We all know what we NEED, but that doesn't always match
up with what we WANT. Wants win. Image here
In my article on obtaining permission, I used the analogy of my "broken" fence: I'd taken apart the fence around my garden to amend the soil. A friend saw that my fence "needed" fixing and took it upon herself to kindly fix it for me. It was a sweet gesture but emphatically not what I wanted or needed for my garden. That "service" was not a service at all--except to the extent that "it's the thought that counts."

But I think most of us would rather have our service count, rather than merely our good intentions.

God gets it


I have always found it fascinating that when lecturing us on service, God makes it clear that service is to be determined by both needs and wants.

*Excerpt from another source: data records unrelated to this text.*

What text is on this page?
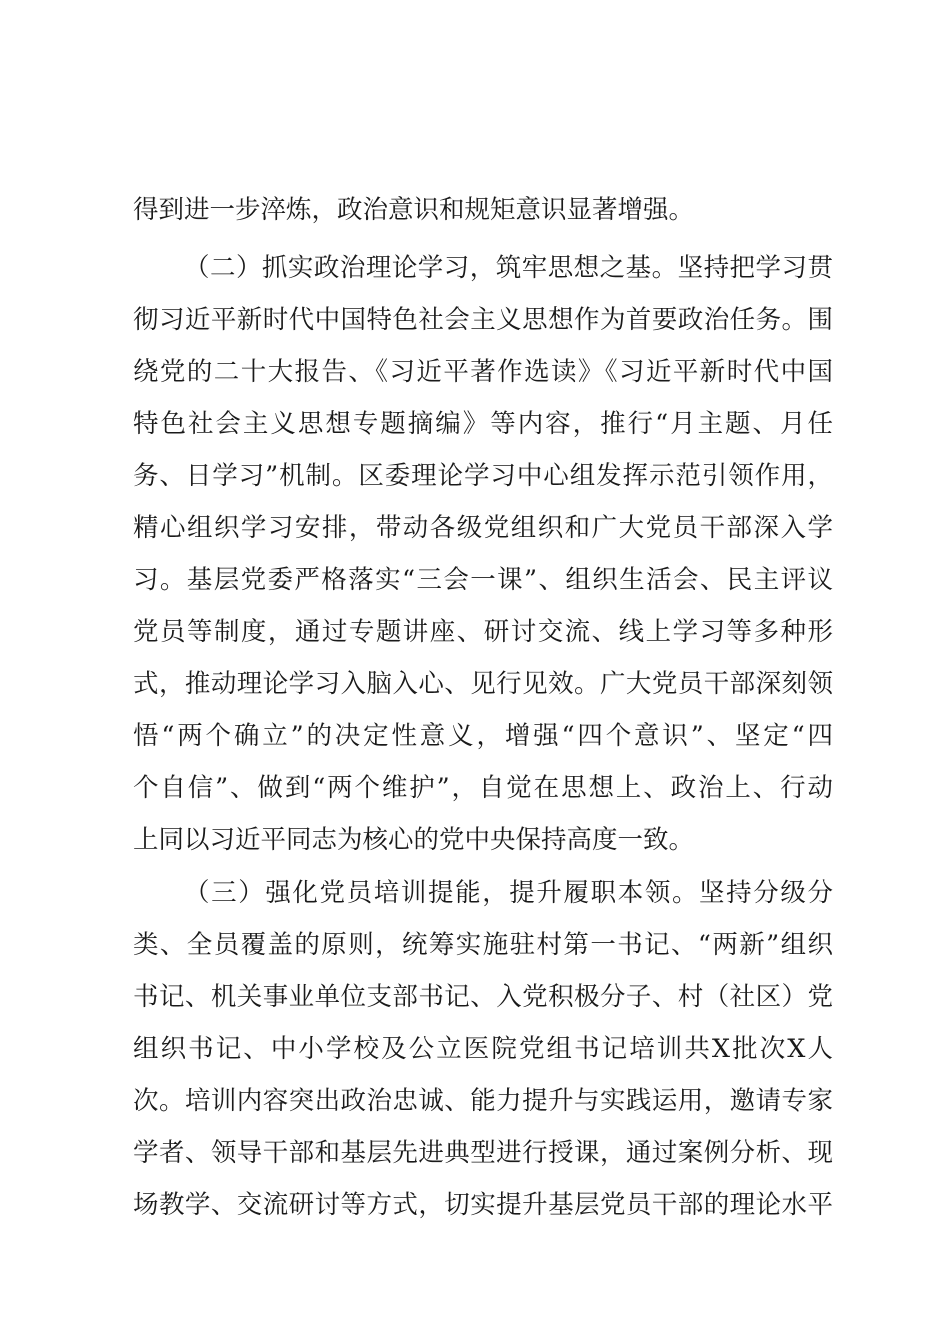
得到进一步淬炼，政治意识和规矩意识显著增强。
（二）抓实政治理论学习，筑牢思想之基。坚持把学习贯
彻习近平新时代中国特色社会主义思想作为首要政治任务。围
绕党的二十大报告、《习近平著作选读》《习近平新时代中国
特色社会主义思想专题摘编》等内容，推行“月主题、月任
务、日学习”机制。区委理论学习中心组发挥示范引领作用，
精心组织学习安排，带动各级党组织和广大党员干部深入学
习。基层党委严格落实“三会一课”、组织生活会、民主评议
党员等制度，通过专题讲座、研讨交流、线上学习等多种形
式，推动理论学习入脑入心、见行见效。广大党员干部深刻领
悟“两个确立”的决定性意义，增强“四个意识”、坚定“四
个自信”、做到“两个维护”，自觉在思想上、政治上、行动
上同以习近平同志为核心的党中央保持高度一致。
（三）强化党员培训提能，提升履职本领。坚持分级分
类、全员覆盖的原则，统筹实施驻村第一书记、“两新”组织
书记、机关事业单位支部书记、入党积极分子、村（社区）党
组织书记、中小学校及公立医院党组书记培训共X批次X人
次。培训内容突出政治忠诚、能力提升与实践运用，邀请专家
学者、领导干部和基层先进典型进行授课，通过案例分析、现
场教学、交流研讨等方式，切实提升基层党员干部的理论水平
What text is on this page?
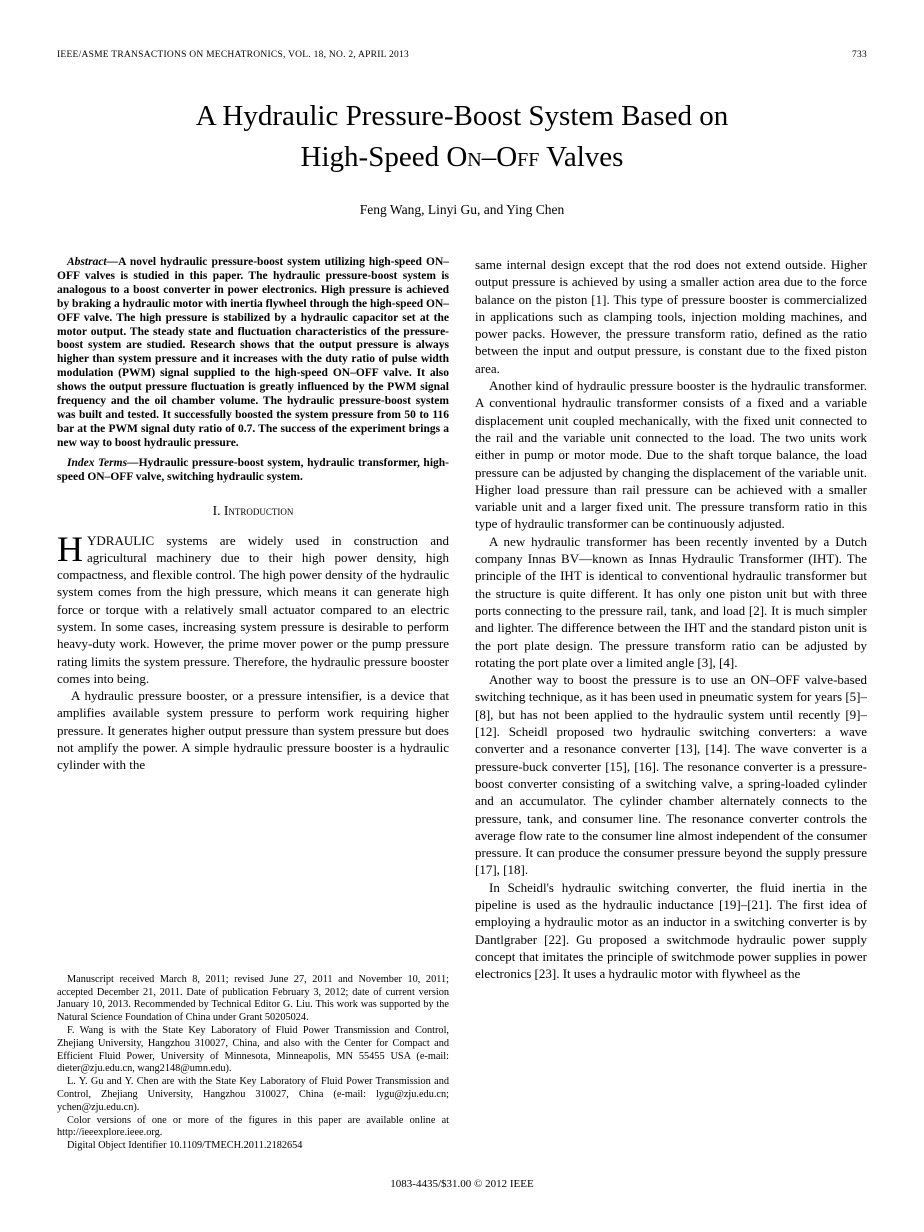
IEEE/ASME TRANSACTIONS ON MECHATRONICS, VOL. 18, NO. 2, APRIL 2013	733
A Hydraulic Pressure-Boost System Based on
High-Speed On–Off Valves
Feng Wang, Linyi Gu, and Ying Chen

Abstract—A novel hydraulic pressure-boost system utilizing high-speed ON–OFF valves is studied in this paper. The hydraulic pressure-boost system is analogous to a boost converter in power electronics. High pressure is achieved by braking a hydraulic motor with inertia flywheel through the high-speed ON–OFF valve. The high pressure is stabilized by a hydraulic capacitor set at the motor output. The steady state and fluctuation characteristics of the pressure-boost system are studied. Research shows that the output pressure is always higher than system pressure and it increases with the duty ratio of pulse width modulation (PWM) signal supplied to the high-speed ON–OFF valve. It also shows the output pressure fluctuation is greatly influenced by the PWM signal frequency and the oil chamber volume. The hydraulic pressure-boost system was built and tested. It successfully boosted the system pressure from 50 to 116 bar at the PWM signal duty ratio of 0.7. The success of the experiment brings a new way to boost hydraulic pressure.

Index Terms—Hydraulic pressure-boost system, hydraulic transformer, high-speed ON–OFF valve, switching hydraulic system.

I. Introduction

HYDRAULIC systems are widely used in construction and agricultural machinery due to their high power density, high compactness, and flexible control. The high power density of the hydraulic system comes from the high pressure, which means it can generate high force or torque with a relatively small actuator compared to an electric system. In some cases, increasing system pressure is desirable to perform heavy-duty work. However, the prime mover power or the pump pressure rating limits the system pressure. Therefore, the hydraulic pressure booster comes into being.

A hydraulic pressure booster, or a pressure intensifier, is a device that amplifies available system pressure to perform work requiring higher pressure. It generates higher output pressure than system pressure but does not amplify the power. A simple hydraulic pressure booster is a hydraulic cylinder with the

Manuscript received March 8, 2011; revised June 27, 2011 and November 10, 2011; accepted December 21, 2011. Date of publication February 3, 2012; date of current version January 10, 2013. Recommended by Technical Editor G. Liu. This work was supported by the Natural Science Foundation of China under Grant 50205024.

F. Wang is with the State Key Laboratory of Fluid Power Transmission and Control, Zhejiang University, Hangzhou 310027, China, and also with the Center for Compact and Efficient Fluid Power, University of Minnesota, Minneapolis, MN 55455 USA (e-mail: dieter@zju.edu.cn, wang2148@umn.edu).

L. Y. Gu and Y. Chen are with the State Key Laboratory of Fluid Power Transmission and Control, Zhejiang University, Hangzhou 310027, China (e-mail: lygu@zju.edu.cn; ychen@zju.edu.cn).

Color versions of one or more of the figures in this paper are available online at http://ieeexplore.ieee.org.

Digital Object Identifier 10.1109/TMECH.2011.2182654

same internal design except that the rod does not extend outside. Higher output pressure is achieved by using a smaller action area due to the force balance on the piston [1]. This type of pressure booster is commercialized in applications such as clamping tools, injection molding machines, and power packs. However, the pressure transform ratio, defined as the ratio between the input and output pressure, is constant due to the fixed piston area.

Another kind of hydraulic pressure booster is the hydraulic transformer. A conventional hydraulic transformer consists of a fixed and a variable displacement unit coupled mechanically, with the fixed unit connected to the rail and the variable unit connected to the load. The two units work either in pump or motor mode. Due to the shaft torque balance, the load pressure can be adjusted by changing the displacement of the variable unit. Higher load pressure than rail pressure can be achieved with a smaller variable unit and a larger fixed unit. The pressure transform ratio in this type of hydraulic transformer can be continuously adjusted.

A new hydraulic transformer has been recently invented by a Dutch company Innas BV—known as Innas Hydraulic Transformer (IHT). The principle of the IHT is identical to conventional hydraulic transformer but the structure is quite different. It has only one piston unit but with three ports connecting to the pressure rail, tank, and load [2]. It is much simpler and lighter. The difference between the IHT and the standard piston unit is the port plate design. The pressure transform ratio can be adjusted by rotating the port plate over a limited angle [3], [4].

Another way to boost the pressure is to use an ON–OFF valve-based switching technique, as it has been used in pneumatic system for years [5]–[8], but has not been applied to the hydraulic system until recently [9]–[12]. Scheidl proposed two hydraulic switching converters: a wave converter and a resonance converter [13], [14]. The wave converter is a pressure-buck converter [15], [16]. The resonance converter is a pressure-boost converter consisting of a switching valve, a spring-loaded cylinder and an accumulator. The cylinder chamber alternately connects to the pressure, tank, and consumer line. The resonance converter controls the average flow rate to the consumer line almost independent of the consumer pressure. It can produce the consumer pressure beyond the supply pressure [17], [18].

In Scheidl's hydraulic switching converter, the fluid inertia in the pipeline is used as the hydraulic inductance [19]–[21]. The first idea of employing a hydraulic motor as an inductor in a switching converter is by Dantlgraber [22]. Gu proposed a switchmode hydraulic power supply concept that imitates the principle of switchmode power supplies in power electronics [23]. It uses a hydraulic motor with flywheel as the

1083-4435/$31.00 © 2012 IEEE
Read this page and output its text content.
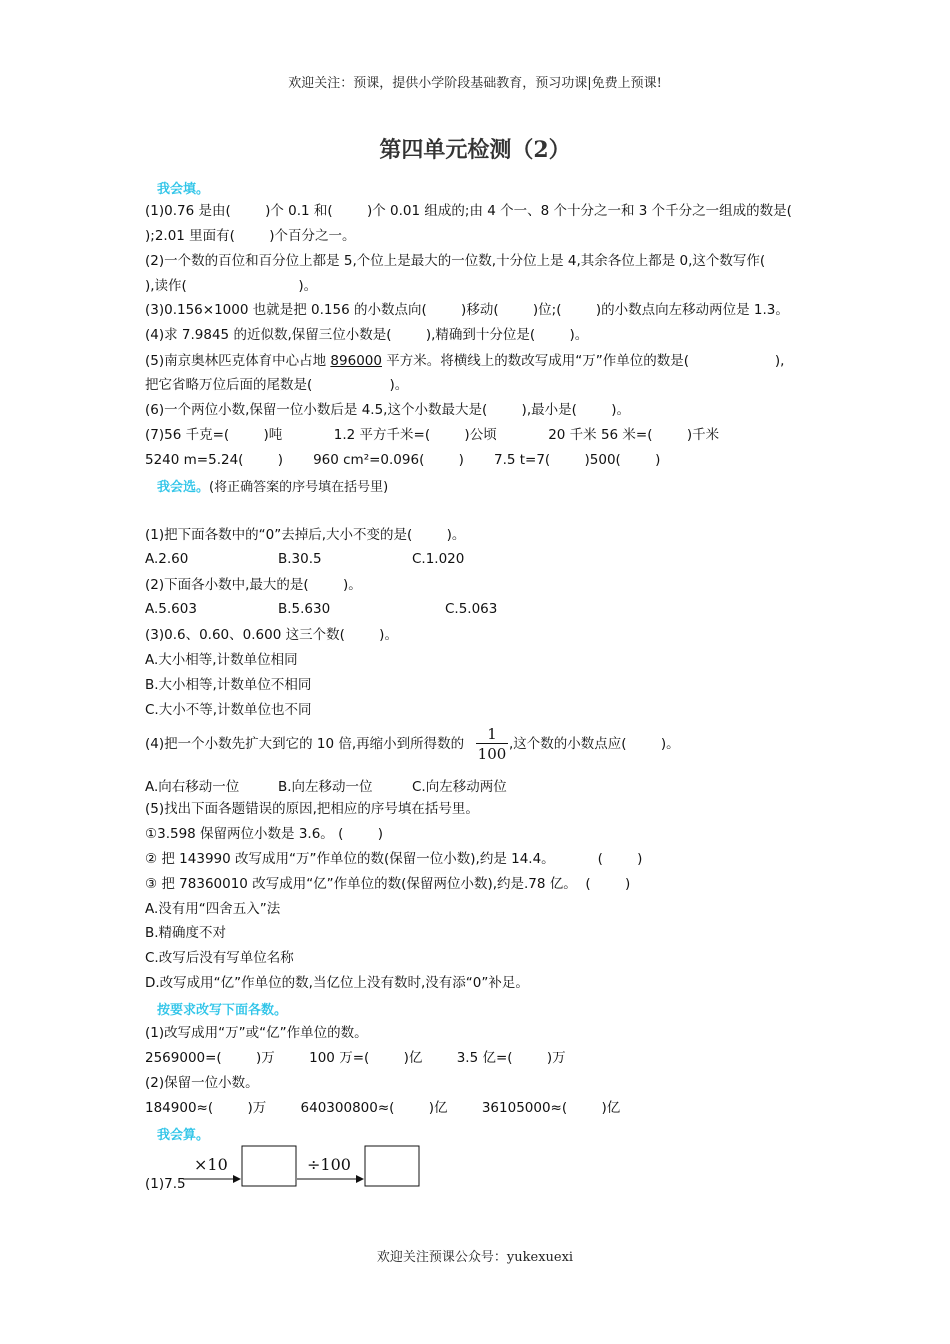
欢迎关注：预课，提供小学阶段基础教育，预习功课|免费上预课!
第四单元检测（2）
我会填。
(1)0.76 是由(        )个 0.1 和(        )个 0.01 组成的;由 4 个一、8 个十分之一和 3 个千分之一组成的数是(
);2.01 里面有(        )个百分之一。
(2)一个数的百位和百分位上都是 5,个位上是最大的一位数,十分位上是 4,其余各位上都是 0,这个数写作(
),读作(                          )。
(3)0.156×1000 也就是把 0.156 的小数点向(        )移动(        )位;(        )的小数点向左移动两位是 1.3。
(4)求 7.9845 的近似数,保留三位小数是(        ),精确到十分位是(        )。
(5)南京奥林匹克体育中心占地 896000 平方米。将横线上的数改写成用“万”作单位的数是(                    ),
把它省略万位后面的尾数是(                  )。
(6)一个两位小数,保留一位小数后是 4.5,这个小数最大是(        ),最小是(        )。
(7)56 千克=(        )吨            1.2 平方千米=(        )公顷            20 千米 56 米=(        )千米
5240 m=5.24(        )       960 cm²=0.096(        )       7.5 t=7(        )500(        )
我会选。(将正确答案的序号填在括号里)
(1)把下面各数中的“0”去掉后,大小不变的是(        )。
A.2.60	B.30.5	C.1.020
(2)下面各小数中,最大的是(        )。
A.5.603	B.5.630	C.5.063
(3)0.6、0.60、0.600 这三个数(        )。
A.大小相等,计数单位相同
B.大小相等,计数单位不相同
C.大小不等,计数单位也不同
(4)把一个小数先扩大到它的 10 倍,再缩小到所得数的 $\frac{1}{100}$ ,这个数的小数点应(        )。
A.向右移动一位	B.向左移动一位	C.向左移动两位
(5)找出下面各题错误的原因,把相应的序号填在括号里。
①3.598 保留两位小数是 3.6。 (        )
② 把 143990 改写成用“万”作单位的数(保留一位小数),约是 14.4。          (        )
③ 把 78360010 改写成用“亿”作单位的数(保留两位小数),约是.78 亿。  (        )
A.没有用“四舍五入”法
B.精确度不对
C.改写后没有写单位名称
D.改写成用“亿”作单位的数,当亿位上没有数时,没有添“0”补足。
按要求改写下面各数。
(1)改写成用“万”或“亿”作单位的数。
2569000=(        )万        100 万=(        )亿        3.5 亿=(        )万
(2)保留一位小数。
184900≈(        )万        640300800≈(        )亿        36105000≈(        )亿
我会算。
(1)7.5
×10	÷100
欢迎关注预课公众号：yukexuexi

Here is a link to a topical guide search of "needs" and "wants." Examine the following (emphasis mine):

Doctrine and Covenants 82:1717 And you are to be equal, or in other words, you are to have equal claims on the properties, for the benefit of managing the concerns of your stewardships, every man according to his wants and his needs, inasmuch as his wants are just— 
Mosiah 18:2929 And this he said unto them, having been commanded of God; and they did walk uprightly before God, imparting to one another both temporally and spiritually according to their needs and their wants
Doctrine and Covenants 51:33 Wherefore, let my servant Edward Partridge, and those whom he has chosen, in whom I am well pleased, appoint unto this people their portions, every man equal according to his family, according to his circumstances and his wants and needs
Doctrine and Covenants 42:3333 And again, if there shall be properties in the hands of the church, or any individuals of it, more than is necessary for their support after this first consecration, which is a residue to be consecrated unto the bishop, it shall be kept to administer to those who have not, from time to time, that every man who has need may be amply supplied and receive according to his wants.
For a long time that really bothered me--as I think it can bother anyone who has a clear understanding of the difference between needs and wants. In my head I guess I was thinking of, you know, the situation where you get people who take advantage of the system based on their wants, rather than limiting their requests to their actual needs.

Image here.
But now I see these concepts in a different light. God knows everything and so of course He knows that people value what they want more than what they need. Part of the gospel, according to these scriptures, anyway, is developing the wisdom to serve people in that light: taking into consideration not just obvious needs but the desires of people's hearts. If a "service" doesn't match a person's wants, it's just. Not. Service.

Application

The practical application of all of this goes back to my post on obtaining permission to serve. It's the idea that "observe, then serve" is fundamentally incorrect unless it takes into account the served person's desires for service. The Golden Rule is good--but the Platinum Rule might be even better.

Image here.

Conclusion

Good intentions are not enough. It is unwise to think of yourself as giving service if the people you are serving do not agree. Service needs to be based not just on people's needs, but on their wants, too.